Mentor: Dr. Joseph Riley
College of Dentistry
 
"One of the things that I was looking forward to coming to the University of Florida was the opportunity to partake in undergraduate research. As I started to look for a field or topic to research I learned about pain research. One of the things that I enjoy the most about researching pain is that I get to interact with different participants. Learning more about pain and the way we research it has been an experience that will carry on to my future career in dentistry."

Major

Food Science and Human Nutrition

Minor

N/A

Research Interests

  • Pain Catastrophizing
  • Psychological Factors and Pain
  • Physiological Factors and Pain

Academic Awards

  • Presidential Service Award
  • College of Agricultural and Life Sciences Honors
  • UF Anderson Scholar
  • University Scholars Program 2015-2016

Organizations

  • UF Pre-Dental ASDA
  • Alpha Phi Omega Service Fraternity
  • Honors Program

Volunteer

  • Youth Tooth of Pre-dental ASDA
  • Humane Society
  • Relay for Life

Hobbies and Interests

  • Baking/ Cooking
  • Exercise
  • Arts and crafts
  • Travel

Research Description

The Effect of Situational Pain Catastrophizing on Pain Inhibition and Facilitation
Pain sensitivity is constantly modulated by psychological and physiological factors that can lead to an increase in pain sensitivity referred to as facilitation or a decrease in pain sensitivity referred to as inhibition.
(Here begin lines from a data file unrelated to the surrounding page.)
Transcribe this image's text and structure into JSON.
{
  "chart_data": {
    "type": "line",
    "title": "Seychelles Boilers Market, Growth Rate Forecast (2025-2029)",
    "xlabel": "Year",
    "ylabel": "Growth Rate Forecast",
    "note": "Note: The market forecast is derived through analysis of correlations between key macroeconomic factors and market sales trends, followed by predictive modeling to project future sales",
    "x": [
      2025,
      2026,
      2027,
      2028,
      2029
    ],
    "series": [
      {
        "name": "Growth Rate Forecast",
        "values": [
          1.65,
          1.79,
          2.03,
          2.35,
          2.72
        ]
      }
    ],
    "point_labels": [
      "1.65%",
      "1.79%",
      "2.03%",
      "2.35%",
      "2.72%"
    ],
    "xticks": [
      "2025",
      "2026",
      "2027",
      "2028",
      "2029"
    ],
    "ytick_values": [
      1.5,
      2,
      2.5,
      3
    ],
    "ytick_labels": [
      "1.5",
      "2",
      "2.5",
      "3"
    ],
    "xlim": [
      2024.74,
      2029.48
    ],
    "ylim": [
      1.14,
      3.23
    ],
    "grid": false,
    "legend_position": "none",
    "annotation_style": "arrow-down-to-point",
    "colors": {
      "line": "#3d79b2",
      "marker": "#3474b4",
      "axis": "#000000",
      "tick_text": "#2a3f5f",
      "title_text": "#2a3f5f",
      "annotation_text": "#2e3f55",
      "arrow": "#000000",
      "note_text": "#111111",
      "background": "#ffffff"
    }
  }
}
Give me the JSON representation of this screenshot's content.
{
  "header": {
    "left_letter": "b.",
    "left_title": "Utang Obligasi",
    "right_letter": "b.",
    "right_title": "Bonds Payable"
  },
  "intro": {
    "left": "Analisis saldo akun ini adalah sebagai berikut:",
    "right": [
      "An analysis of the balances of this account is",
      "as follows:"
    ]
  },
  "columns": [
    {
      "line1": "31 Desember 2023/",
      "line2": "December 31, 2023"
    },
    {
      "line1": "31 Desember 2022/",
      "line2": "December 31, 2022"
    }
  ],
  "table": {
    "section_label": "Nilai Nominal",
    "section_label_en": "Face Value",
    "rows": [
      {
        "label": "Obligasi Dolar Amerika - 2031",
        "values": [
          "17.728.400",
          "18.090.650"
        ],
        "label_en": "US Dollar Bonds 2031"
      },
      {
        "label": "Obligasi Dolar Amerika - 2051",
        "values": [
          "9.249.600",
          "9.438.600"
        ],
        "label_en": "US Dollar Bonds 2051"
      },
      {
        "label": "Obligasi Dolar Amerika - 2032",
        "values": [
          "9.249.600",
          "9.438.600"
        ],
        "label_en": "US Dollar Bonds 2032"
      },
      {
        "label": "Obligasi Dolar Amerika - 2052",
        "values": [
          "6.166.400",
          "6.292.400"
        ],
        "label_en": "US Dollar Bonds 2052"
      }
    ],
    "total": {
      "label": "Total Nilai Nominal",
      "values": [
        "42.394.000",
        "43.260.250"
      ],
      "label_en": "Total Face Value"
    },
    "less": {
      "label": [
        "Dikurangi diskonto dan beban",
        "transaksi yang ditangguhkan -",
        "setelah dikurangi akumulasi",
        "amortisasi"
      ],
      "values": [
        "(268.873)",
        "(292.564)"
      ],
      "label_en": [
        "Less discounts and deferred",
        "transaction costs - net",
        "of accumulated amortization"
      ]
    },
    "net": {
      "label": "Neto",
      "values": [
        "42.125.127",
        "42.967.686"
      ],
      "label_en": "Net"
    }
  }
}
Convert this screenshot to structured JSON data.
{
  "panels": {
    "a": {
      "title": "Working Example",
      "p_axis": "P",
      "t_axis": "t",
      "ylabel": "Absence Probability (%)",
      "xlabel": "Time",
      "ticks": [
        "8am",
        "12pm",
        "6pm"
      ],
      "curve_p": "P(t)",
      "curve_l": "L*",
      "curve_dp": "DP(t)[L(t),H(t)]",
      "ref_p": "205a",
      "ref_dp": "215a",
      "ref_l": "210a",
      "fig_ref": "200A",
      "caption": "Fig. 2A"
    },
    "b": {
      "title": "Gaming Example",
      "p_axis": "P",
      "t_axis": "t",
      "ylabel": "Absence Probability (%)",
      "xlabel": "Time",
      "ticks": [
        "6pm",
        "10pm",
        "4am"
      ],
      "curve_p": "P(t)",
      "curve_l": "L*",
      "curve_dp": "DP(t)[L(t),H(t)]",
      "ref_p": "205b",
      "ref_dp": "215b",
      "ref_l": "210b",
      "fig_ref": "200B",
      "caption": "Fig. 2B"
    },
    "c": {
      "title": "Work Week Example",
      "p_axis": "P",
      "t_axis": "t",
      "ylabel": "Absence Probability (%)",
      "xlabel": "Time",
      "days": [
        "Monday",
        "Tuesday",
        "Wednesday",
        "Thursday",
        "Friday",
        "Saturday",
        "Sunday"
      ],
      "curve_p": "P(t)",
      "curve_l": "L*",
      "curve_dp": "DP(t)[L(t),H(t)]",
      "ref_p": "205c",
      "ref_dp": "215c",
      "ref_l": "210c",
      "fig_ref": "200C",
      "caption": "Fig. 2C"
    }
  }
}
Recently, Dr. Riley and colleagues have demonstrated variability in patterns of inhibition and facilitation of pain within a single prolonged trial. Pain catastrophizing is a negative cognitive/affective response to anticipated or actual pain and has been associated with levels of clinical pain and sensitivity to painful stimuli in a laboratory setting. This study will test the hypothesis that participants with higher levels of situational catastrophizing in response to the heat laboratory testing will be associated with greater facilitation of pain and reduced inhibition of pain compared to participants with lower levels of situational catastrophizing.